The chemical reagent can deposit thin films of germanium telluride (GeTe) with high purity and good functional properties, making it attractive for future technological applications.
Findings from the collaborative research, which has included expertise from the Schools of Chemistry and Electronics and Computer Science (ECS), has been published in Dalton Transactions.
The scientists’ method devised a single source reagent containing both the germanium and tellurium atoms required for the target GeTe material, bypassing the conventional need for compatible substances for each element where the molar ratio can be more difficult to control.
“GeTe is a very useful material so we are pleased to have made this significant advance,” Research Fellow Dr Ruomeng Huang explains. “This provides us with the potential of applying these films into functional devices to produce better performance. Our next step will be to conduct thorough functional characterisation of the deposited GeTe thin films and benchmark them with the state-of-art performance.”
The GeTe compound is often used in the field of phase change memory, a non-volatile memory technique used in place of flash memory in electronic devices. It can also be found in thermoelectric generators, an energy harvesting technique that coverts waste heat into electricity.
The work continued a long-standing collaboration between the Functional Inorganic, Materials and Supramolecular Chemistry group, led by Professor Gill Reid, and the Sustainable Electronics Technologies group in ECS, led by Professor Kees De Groot.

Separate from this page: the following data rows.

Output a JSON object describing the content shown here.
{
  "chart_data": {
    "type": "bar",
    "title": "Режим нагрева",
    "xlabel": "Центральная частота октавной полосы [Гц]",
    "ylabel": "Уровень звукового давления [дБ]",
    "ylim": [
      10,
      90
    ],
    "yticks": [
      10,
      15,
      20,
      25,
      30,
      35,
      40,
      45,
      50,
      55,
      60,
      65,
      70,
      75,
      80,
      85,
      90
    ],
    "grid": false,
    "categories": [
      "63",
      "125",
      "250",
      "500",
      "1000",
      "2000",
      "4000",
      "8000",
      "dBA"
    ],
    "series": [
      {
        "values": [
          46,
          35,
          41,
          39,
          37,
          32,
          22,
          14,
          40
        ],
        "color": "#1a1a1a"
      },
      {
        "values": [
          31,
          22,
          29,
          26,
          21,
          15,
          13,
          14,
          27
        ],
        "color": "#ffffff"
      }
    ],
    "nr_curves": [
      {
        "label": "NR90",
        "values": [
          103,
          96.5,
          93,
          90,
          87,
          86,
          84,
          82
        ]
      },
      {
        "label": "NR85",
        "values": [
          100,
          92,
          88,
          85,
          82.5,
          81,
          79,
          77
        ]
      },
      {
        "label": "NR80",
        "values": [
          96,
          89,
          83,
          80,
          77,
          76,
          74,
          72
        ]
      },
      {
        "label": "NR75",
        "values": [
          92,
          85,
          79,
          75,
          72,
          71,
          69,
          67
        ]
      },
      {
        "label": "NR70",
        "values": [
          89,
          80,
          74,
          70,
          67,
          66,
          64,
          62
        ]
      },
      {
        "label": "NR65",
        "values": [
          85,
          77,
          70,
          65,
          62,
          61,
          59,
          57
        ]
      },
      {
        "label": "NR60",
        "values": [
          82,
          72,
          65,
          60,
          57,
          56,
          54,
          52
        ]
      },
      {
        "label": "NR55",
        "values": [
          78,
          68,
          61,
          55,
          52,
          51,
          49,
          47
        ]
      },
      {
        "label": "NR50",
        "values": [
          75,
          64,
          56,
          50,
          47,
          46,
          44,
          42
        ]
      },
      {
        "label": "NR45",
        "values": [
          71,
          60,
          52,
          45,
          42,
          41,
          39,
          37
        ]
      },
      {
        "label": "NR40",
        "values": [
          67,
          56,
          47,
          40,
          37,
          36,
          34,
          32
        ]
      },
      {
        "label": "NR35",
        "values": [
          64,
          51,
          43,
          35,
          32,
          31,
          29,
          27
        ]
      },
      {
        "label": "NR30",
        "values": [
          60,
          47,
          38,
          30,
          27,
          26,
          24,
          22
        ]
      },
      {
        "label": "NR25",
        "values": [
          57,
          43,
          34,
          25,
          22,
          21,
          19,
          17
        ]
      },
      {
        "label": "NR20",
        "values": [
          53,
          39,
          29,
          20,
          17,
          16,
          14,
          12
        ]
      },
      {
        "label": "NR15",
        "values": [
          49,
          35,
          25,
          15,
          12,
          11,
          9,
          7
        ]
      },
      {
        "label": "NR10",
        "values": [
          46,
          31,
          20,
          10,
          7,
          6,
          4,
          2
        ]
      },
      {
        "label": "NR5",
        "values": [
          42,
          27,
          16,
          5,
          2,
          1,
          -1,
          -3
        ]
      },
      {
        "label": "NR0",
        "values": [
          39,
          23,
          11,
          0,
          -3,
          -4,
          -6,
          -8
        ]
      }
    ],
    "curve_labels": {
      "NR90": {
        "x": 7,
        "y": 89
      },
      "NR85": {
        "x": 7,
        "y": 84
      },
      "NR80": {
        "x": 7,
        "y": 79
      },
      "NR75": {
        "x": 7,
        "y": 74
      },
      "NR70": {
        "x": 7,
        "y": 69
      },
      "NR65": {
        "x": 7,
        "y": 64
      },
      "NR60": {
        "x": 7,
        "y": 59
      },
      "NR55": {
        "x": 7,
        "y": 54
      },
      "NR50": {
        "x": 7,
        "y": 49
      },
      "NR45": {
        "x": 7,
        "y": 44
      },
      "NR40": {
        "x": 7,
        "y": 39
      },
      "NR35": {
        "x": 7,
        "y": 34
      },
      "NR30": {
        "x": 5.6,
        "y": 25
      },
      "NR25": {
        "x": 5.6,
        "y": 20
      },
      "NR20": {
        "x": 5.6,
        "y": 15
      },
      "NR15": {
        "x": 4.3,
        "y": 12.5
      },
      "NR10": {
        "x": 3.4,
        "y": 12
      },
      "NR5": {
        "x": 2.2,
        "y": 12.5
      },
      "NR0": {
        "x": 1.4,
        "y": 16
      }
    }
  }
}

Further to the current work on GeTe, the interdisciplinary team has developed a range of other functional semiconducting materials such as SnSe2, Bi2Te3, Sb2Te3 and jointly authored over 10 publications in international journals.
Previous projects have demonstrated molecular reagents with unique behaviours during deposition, such as selectively growing materials onto specific areas on a patterned substrate. “These areas can be in dimensions from hundreds of micrometres to tens of nanometres,” Ruomeng explains. “This unique selective deposition behaviour will greatly simplify the fabrication process for any functional device and if a similar behaviour can be achieved using our GeTe reagent it will represent another important breakthrough.”
Several specialist research facilities were used during this latest project including multinuclear NMR spectroscopy, X-ray diffraction, Raman spectroscopy, scanning electron microscopy and energy dispersive X-ray analysis. The substrates for the deposition were fabricated in the University’s state-of-art Southampton Nanofabrication Centre.
Scientists also collaborated with Dr Gavin Stenning and Dr Marek Jura from the ISIS Neutron and Muon Source at the Rutherford Appleton Laboratory in Oxford, operated by the Science and Technology Facilities Council (STFC).